Use Data Transmission Service (DTS) to replicate data from a PolarDB for MySQL cluster into an AnalyticDB for PostgreSQL instance for analytics workloads. DTS handles schema creation, full data load, and ongoing incremental replication in a single task.
Prerequisites
Before you begin, ensure that you have:
A destination AnalyticDB for PostgreSQL instance with available storage space larger than the storage space used by the source PolarDB for MySQL cluster. See Create an instance.
A database created in the destination AnalyticDB for PostgreSQL instance to store the synchronized data. See CREATE DATABASE.
Binary logging enabled on the source PolarDB for MySQL cluster, with
loose_polar_log_binset toON. See Enable binary logging and Set cluster and node parameters.Binary log retention set to at least 3 days on the source cluster (7 days recommended). See Modify the retention period.
Database accounts with the required permissions. See Permissions required for database accounts.
Enabling binary logging on a PolarDB for MySQL cluster consumes storage space and incurs fees.
Billing
| Synchronization type | Pricing |
|---|---|
| Schema synchronization and full data synchronization | Free of charge |
| Incremental data synchronization | Charged. See Billing overview. |
Permissions required for database accounts
| Database | Required permissions | How to create and authorize |
|---|---|---|
| Source PolarDB for MySQL cluster | Read and write permissions for the objects to sync | Create and manage database accounts and manage database account passwords |
| Destination AnalyticDB for PostgreSQL instance | Read and write permissions for the destination database | Create and manage users and manage user permissions. You can also use the initial account or an account with RDS_SUPERUSER permissions. |
Supported SQL operations for incremental synchronization
| Operation type | SQL statements |
|---|---|
| DML | INSERT, UPDATE, DELETE. DTS converts UPDATE statements to REPLACE INTO when writing to the destination. For UPDATE operations on primary keys, DTS converts them to DELETE and INSERT statements. |
| DDL | CREATE TABLE, ALTER TABLE, TRUNCATE TABLE, DROP TABLE |
Limitations
Source database
Tables to synchronize must have a primary key or a UNIQUE constraint with unique fields. Without this, duplicate data may appear in the destination database.

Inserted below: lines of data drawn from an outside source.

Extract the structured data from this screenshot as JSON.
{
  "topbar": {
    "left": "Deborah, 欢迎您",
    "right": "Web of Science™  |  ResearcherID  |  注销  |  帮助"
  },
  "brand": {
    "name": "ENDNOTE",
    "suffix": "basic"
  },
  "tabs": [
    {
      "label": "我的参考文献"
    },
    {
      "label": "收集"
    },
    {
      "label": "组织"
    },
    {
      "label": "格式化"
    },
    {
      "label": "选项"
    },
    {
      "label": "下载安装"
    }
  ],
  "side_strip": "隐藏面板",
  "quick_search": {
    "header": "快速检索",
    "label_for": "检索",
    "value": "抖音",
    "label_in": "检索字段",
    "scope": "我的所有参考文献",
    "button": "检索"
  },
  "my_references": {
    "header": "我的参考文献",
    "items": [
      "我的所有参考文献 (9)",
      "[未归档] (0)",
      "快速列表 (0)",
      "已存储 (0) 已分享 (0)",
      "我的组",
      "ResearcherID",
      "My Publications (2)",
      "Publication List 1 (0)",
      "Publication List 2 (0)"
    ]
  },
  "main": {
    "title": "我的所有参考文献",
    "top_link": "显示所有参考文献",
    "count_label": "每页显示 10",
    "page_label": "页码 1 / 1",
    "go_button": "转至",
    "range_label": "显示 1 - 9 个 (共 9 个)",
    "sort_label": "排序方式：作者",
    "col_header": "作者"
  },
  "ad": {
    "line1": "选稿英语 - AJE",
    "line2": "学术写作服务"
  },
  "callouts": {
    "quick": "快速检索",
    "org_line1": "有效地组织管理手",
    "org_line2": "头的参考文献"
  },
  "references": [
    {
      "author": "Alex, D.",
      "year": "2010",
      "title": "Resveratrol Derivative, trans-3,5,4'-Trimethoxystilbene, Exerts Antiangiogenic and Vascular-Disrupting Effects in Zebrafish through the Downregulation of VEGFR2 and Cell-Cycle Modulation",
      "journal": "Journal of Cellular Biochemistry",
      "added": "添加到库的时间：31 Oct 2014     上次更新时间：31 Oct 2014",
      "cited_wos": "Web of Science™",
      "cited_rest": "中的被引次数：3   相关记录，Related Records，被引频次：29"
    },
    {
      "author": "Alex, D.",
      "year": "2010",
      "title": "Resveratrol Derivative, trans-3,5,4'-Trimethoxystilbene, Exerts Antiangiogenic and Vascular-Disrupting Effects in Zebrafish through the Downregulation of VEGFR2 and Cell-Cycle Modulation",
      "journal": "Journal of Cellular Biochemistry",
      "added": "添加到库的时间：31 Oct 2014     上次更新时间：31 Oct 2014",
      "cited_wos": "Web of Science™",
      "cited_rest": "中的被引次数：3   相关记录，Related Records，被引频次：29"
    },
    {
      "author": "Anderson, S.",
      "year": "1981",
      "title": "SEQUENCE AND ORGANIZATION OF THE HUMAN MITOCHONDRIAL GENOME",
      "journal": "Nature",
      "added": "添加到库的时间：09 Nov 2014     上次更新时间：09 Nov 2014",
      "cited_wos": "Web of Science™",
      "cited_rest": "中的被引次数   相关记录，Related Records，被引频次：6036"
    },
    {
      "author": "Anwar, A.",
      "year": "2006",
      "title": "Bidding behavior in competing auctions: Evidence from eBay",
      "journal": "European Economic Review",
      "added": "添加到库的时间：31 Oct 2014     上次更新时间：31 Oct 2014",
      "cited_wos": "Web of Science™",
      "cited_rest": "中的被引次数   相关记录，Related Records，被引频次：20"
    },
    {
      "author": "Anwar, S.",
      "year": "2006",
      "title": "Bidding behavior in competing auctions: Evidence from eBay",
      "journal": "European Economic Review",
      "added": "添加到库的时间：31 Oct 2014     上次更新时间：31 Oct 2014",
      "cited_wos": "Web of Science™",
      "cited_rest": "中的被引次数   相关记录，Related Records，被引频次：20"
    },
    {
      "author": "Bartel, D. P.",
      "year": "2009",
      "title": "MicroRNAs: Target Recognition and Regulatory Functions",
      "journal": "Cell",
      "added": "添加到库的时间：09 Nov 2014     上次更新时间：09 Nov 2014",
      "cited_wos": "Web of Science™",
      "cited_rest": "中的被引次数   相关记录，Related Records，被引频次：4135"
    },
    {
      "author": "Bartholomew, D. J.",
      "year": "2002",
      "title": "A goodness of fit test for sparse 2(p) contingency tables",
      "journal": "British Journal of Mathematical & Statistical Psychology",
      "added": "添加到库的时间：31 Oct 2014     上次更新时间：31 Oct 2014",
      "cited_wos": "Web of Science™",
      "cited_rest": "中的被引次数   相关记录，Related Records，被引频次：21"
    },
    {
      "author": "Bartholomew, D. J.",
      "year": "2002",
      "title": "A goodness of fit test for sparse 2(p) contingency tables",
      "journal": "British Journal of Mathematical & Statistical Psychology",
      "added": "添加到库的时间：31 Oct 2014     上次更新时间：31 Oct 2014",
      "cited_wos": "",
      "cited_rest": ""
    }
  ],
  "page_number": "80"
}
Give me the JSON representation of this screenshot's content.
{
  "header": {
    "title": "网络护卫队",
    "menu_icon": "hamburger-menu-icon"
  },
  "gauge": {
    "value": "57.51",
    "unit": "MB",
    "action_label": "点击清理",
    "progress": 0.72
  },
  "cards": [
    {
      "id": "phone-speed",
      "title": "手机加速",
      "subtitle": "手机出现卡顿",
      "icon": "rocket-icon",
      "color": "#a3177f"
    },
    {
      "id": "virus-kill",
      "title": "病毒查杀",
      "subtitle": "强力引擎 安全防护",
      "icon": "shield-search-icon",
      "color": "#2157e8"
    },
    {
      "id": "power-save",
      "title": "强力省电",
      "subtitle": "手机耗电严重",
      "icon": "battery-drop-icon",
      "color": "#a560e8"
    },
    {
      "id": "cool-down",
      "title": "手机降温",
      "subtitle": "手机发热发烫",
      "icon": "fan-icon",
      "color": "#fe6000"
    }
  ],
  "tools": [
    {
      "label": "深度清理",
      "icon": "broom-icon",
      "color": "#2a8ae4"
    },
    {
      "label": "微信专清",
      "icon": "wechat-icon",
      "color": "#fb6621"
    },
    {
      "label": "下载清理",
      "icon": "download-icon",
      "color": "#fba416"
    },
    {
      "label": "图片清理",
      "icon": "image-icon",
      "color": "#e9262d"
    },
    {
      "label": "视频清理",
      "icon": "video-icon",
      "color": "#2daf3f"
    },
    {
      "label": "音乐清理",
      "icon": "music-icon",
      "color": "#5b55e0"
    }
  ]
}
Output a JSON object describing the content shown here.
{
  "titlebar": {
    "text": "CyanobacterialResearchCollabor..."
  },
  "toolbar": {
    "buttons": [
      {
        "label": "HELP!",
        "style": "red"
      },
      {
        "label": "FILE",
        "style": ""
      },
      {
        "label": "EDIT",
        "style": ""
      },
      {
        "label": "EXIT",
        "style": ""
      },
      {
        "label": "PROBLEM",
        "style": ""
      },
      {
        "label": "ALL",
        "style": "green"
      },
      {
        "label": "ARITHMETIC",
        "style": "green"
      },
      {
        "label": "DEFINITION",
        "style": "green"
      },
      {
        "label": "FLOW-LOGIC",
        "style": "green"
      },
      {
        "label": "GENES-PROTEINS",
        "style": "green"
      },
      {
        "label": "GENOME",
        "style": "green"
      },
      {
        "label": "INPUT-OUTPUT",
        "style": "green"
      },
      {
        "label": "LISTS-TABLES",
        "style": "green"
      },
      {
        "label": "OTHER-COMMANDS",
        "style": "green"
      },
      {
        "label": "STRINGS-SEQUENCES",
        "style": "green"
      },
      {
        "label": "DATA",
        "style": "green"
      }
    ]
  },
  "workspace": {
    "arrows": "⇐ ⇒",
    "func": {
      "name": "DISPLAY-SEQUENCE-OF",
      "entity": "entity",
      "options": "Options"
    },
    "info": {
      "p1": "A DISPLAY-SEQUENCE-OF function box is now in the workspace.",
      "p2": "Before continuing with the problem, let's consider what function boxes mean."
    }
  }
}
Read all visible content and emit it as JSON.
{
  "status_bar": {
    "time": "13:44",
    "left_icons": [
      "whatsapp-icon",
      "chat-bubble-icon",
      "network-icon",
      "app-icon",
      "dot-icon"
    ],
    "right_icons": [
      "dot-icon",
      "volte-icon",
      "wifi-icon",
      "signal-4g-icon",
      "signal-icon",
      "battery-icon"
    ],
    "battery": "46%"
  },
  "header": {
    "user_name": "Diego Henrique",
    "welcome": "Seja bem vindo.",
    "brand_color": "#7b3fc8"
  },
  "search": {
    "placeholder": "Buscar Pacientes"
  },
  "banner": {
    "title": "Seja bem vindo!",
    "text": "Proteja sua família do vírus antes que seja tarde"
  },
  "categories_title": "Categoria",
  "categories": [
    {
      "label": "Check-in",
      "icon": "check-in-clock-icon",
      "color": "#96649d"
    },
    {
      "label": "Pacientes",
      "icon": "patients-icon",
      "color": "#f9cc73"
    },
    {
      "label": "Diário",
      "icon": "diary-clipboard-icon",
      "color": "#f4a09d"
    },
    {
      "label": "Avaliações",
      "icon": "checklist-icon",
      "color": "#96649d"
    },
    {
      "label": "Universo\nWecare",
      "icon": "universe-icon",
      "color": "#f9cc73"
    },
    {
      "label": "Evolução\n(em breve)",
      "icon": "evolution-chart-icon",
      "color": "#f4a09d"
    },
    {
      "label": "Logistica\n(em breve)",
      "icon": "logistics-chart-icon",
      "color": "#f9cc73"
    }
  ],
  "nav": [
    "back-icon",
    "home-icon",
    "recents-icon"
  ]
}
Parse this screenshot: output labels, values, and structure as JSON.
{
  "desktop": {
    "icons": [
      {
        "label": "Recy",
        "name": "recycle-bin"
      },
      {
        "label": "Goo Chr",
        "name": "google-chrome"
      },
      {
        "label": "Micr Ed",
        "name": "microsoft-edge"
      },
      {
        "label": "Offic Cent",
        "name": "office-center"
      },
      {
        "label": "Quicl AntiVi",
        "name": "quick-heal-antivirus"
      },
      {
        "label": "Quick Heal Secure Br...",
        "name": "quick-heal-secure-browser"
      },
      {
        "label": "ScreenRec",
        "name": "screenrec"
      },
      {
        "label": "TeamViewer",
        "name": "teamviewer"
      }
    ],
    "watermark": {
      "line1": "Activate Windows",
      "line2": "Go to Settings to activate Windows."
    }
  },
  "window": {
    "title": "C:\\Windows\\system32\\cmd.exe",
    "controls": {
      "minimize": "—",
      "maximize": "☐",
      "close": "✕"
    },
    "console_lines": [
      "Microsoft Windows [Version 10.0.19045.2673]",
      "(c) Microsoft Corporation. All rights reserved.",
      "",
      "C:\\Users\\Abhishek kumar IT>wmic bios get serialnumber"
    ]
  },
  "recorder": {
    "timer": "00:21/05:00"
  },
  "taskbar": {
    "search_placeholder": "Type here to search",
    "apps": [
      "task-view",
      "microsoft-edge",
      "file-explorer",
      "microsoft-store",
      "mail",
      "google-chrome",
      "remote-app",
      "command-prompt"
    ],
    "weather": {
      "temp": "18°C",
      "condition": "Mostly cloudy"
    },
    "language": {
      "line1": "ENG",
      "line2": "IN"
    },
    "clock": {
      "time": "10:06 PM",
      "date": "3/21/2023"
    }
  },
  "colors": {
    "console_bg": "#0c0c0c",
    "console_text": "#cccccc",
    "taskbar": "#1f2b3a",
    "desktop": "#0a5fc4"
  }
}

For table-level synchronization where you need to edit the tables (such as mapping column names), a single task supports a maximum of 1,000 tables. If you exceed this limit, split the tables across multiple tasks or configure a task to synchronize the entire database.
Binary log retention must be at least 3 days. If DTS cannot obtain the binary logs, the task may fail—in extreme cases causing data inconsistency or data loss. Issues from a retention period shorter than required are not covered by the DTS Service-Level Agreement (SLA).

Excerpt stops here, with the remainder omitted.